Many Black women who want to be mothers still hold onto the dream of finding "the one" first, even though time is not on their side. But after she adopted her first son, Janet discovered that there was a flurry of interest among her Black, single, female friends and acquaintances who bombarded her with questions and queries about the process. A few had contemplated adoption but were hesitant to take action. Sophia attributes this inaction to an "if you don't see it, you can't be it mentality." She believes that many women don't know adoption is a possibility because they don't see it in their everyday lives. "But if we don't normalize it or talk about it, how will it become normal?" she adds. To her credit, Janet's decision to adopt inspired at least one of her acquaintances to pursue this as a viable route to motherhood.
Even though many women turn to adoption after failed fertility treatments, there seems to be a code of silence around Black women, infertility, and adoption. Both Janet and Sophia agree that Black women don't talk enough about these issues, and hence there is a lack of knowledge and misinformation. Janet says that failed IVF treatments made her feel inadequate like something was wrong with her. But she's not alone in that sentiment; feelings like these keep Black women from sharing their struggles. There's a huge misconception that Black women are overly fertile and don't have problems getting pregnant. But they do. Silence can be costly because the fact is Black women experience infertility at a higher rate than white women. And recent studies have documented that IVF is not as successful for Black women as it is for others, for various reasons.
Adoption can sometimes be a scary and long road, but Sophia and Janet agree that the result is worth it, and they couldn't imagine their lives any other way. Sophia says, "People often tell me that my son is lucky to have me, but anyone who has adopted knows the secret; that we're lucky to have them. This child has made our life better."

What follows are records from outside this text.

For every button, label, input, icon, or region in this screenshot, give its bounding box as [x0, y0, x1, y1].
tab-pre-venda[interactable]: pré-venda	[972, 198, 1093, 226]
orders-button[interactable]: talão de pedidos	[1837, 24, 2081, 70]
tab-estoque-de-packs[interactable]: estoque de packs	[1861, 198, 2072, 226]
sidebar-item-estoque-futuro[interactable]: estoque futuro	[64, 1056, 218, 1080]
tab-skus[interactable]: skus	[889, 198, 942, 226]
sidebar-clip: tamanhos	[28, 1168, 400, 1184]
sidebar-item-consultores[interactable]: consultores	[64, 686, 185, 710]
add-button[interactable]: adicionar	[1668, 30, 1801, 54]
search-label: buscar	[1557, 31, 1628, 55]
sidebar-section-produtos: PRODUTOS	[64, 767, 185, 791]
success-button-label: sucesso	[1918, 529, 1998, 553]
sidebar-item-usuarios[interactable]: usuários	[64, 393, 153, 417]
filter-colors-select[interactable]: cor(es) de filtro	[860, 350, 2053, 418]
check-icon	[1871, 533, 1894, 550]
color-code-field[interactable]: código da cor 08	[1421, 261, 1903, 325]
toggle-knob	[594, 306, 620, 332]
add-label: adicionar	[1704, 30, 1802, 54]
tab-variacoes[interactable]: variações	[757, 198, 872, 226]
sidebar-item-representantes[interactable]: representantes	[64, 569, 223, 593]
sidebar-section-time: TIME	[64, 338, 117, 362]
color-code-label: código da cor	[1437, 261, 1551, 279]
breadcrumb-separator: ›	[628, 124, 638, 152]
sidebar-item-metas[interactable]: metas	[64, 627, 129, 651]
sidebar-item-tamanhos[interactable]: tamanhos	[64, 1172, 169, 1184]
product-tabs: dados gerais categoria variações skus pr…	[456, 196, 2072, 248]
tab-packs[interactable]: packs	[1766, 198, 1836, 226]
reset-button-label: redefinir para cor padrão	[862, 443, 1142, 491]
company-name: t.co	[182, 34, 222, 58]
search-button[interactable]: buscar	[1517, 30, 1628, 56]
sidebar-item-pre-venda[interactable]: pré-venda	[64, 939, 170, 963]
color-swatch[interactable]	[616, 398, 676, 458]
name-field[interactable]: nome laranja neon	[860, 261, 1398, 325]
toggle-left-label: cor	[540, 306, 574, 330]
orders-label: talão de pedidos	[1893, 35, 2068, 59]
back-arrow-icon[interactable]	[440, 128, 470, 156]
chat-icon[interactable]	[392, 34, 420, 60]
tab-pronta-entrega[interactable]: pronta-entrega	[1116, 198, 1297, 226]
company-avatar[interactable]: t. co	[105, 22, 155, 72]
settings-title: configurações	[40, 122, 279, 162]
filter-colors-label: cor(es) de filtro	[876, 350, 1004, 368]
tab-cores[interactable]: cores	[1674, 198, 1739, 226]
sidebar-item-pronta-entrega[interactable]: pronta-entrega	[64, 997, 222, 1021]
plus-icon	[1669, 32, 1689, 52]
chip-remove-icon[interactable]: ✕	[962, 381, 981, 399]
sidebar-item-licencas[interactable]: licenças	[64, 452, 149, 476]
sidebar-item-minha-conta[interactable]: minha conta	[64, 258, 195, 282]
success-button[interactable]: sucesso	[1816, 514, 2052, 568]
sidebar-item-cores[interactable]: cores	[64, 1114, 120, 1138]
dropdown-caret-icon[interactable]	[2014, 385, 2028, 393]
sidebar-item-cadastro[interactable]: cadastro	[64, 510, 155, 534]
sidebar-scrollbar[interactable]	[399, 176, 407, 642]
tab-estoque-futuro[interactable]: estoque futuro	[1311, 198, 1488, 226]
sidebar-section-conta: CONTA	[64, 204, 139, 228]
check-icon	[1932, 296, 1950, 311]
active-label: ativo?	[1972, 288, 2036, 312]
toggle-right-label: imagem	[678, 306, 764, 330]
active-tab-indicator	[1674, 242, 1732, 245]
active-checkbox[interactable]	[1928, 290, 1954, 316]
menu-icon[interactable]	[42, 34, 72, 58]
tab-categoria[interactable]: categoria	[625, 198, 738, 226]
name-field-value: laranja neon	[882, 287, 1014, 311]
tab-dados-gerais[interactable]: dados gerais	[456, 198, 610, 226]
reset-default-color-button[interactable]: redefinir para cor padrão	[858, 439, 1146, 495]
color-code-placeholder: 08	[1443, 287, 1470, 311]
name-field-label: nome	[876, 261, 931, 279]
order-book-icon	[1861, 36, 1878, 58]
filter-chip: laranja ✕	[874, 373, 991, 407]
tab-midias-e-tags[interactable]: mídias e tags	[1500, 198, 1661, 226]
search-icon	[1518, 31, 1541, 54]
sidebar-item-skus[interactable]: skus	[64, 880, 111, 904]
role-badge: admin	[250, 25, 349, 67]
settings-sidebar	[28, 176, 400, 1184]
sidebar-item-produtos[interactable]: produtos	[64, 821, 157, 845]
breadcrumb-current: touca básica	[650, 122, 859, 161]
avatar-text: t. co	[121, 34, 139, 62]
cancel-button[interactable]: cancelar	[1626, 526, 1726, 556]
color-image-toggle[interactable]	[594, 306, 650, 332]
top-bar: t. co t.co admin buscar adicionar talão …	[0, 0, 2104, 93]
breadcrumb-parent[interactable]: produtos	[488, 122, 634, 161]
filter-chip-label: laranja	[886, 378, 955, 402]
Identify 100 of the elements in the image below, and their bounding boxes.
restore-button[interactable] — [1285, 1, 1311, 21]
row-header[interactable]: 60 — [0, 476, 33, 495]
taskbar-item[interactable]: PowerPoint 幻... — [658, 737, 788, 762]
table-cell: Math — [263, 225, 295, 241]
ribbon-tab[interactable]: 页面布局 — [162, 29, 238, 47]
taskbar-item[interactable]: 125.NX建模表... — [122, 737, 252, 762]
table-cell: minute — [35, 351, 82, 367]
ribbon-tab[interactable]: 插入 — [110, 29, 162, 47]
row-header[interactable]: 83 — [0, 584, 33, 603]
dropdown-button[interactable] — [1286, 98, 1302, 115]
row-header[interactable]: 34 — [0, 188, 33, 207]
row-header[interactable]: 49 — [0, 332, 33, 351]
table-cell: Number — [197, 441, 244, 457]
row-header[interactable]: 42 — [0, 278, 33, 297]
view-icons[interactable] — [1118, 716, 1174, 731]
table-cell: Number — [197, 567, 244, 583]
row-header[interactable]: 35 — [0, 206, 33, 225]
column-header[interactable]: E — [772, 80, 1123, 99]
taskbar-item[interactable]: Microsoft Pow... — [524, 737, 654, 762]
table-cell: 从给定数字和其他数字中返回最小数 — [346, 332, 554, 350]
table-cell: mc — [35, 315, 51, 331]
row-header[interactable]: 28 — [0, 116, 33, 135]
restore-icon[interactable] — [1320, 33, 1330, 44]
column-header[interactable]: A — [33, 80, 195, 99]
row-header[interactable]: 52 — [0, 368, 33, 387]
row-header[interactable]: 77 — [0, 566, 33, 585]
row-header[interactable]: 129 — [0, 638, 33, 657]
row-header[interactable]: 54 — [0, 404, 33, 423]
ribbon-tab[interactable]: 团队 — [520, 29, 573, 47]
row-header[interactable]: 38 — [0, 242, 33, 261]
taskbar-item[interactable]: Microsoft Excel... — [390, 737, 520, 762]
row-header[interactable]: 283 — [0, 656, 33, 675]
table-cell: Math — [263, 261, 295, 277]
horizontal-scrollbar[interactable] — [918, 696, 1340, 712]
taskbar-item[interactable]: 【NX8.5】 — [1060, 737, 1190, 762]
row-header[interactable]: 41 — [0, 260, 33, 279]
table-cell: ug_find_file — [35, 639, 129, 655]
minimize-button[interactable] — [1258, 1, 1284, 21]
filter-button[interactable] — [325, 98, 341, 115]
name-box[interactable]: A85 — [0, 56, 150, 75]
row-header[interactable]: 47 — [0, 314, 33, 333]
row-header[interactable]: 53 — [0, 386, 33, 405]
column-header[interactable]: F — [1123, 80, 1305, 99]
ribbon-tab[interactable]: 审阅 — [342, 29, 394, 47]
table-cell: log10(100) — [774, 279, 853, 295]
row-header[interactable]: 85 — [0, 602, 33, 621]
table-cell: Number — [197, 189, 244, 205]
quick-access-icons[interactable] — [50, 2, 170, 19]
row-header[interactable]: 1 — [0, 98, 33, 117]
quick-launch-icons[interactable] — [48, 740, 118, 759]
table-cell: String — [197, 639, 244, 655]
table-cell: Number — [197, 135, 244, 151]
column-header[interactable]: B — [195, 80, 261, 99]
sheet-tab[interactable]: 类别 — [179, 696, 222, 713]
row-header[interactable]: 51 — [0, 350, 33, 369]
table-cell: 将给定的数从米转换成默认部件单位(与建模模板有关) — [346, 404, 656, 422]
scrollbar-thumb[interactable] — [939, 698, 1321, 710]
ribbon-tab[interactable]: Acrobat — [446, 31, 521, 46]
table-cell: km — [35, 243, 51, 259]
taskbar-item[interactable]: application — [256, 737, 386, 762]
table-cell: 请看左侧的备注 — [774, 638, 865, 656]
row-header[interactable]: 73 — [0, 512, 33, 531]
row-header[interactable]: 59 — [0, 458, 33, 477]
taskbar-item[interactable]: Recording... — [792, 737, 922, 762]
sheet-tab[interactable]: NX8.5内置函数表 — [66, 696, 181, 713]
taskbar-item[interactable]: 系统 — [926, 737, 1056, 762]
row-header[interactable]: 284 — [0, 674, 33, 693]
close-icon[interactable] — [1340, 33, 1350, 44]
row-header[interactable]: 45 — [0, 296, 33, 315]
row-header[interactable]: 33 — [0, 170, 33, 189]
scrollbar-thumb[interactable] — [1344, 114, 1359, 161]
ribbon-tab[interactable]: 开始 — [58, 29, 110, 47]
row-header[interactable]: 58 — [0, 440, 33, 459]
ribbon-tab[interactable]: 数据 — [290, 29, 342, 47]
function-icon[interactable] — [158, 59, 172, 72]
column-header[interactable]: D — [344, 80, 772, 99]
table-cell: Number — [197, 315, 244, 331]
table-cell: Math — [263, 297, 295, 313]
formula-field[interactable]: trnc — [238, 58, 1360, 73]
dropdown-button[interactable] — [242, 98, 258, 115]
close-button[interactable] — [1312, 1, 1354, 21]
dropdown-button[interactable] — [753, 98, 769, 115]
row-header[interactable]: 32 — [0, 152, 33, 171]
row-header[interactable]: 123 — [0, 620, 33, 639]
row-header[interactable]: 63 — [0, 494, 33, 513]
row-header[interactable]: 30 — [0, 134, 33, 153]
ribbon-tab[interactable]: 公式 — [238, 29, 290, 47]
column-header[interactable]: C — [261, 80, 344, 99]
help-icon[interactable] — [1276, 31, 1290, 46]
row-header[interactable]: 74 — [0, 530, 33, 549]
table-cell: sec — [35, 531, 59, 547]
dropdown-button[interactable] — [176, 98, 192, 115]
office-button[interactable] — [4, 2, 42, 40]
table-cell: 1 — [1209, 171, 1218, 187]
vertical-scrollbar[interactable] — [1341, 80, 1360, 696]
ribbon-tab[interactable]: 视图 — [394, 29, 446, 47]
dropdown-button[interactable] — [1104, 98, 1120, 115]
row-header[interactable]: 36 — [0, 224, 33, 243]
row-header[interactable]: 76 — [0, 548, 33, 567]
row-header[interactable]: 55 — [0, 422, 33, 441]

Sophia and Janet offer a few words of encouragement and advice for women who have the means and would like to adopt. "Deciding to raise a child, any child, is a huge commitment and responsibility. If you've weighed the pros and cons, have the love to share, and know in your heart this is something you want to do, go for it! Because the regret of not trying would be harder to live with," Janet says. "Be flexible in your expectations," Sophia advises, "and have your people. Whether it's family or friends, you are going to need help and support."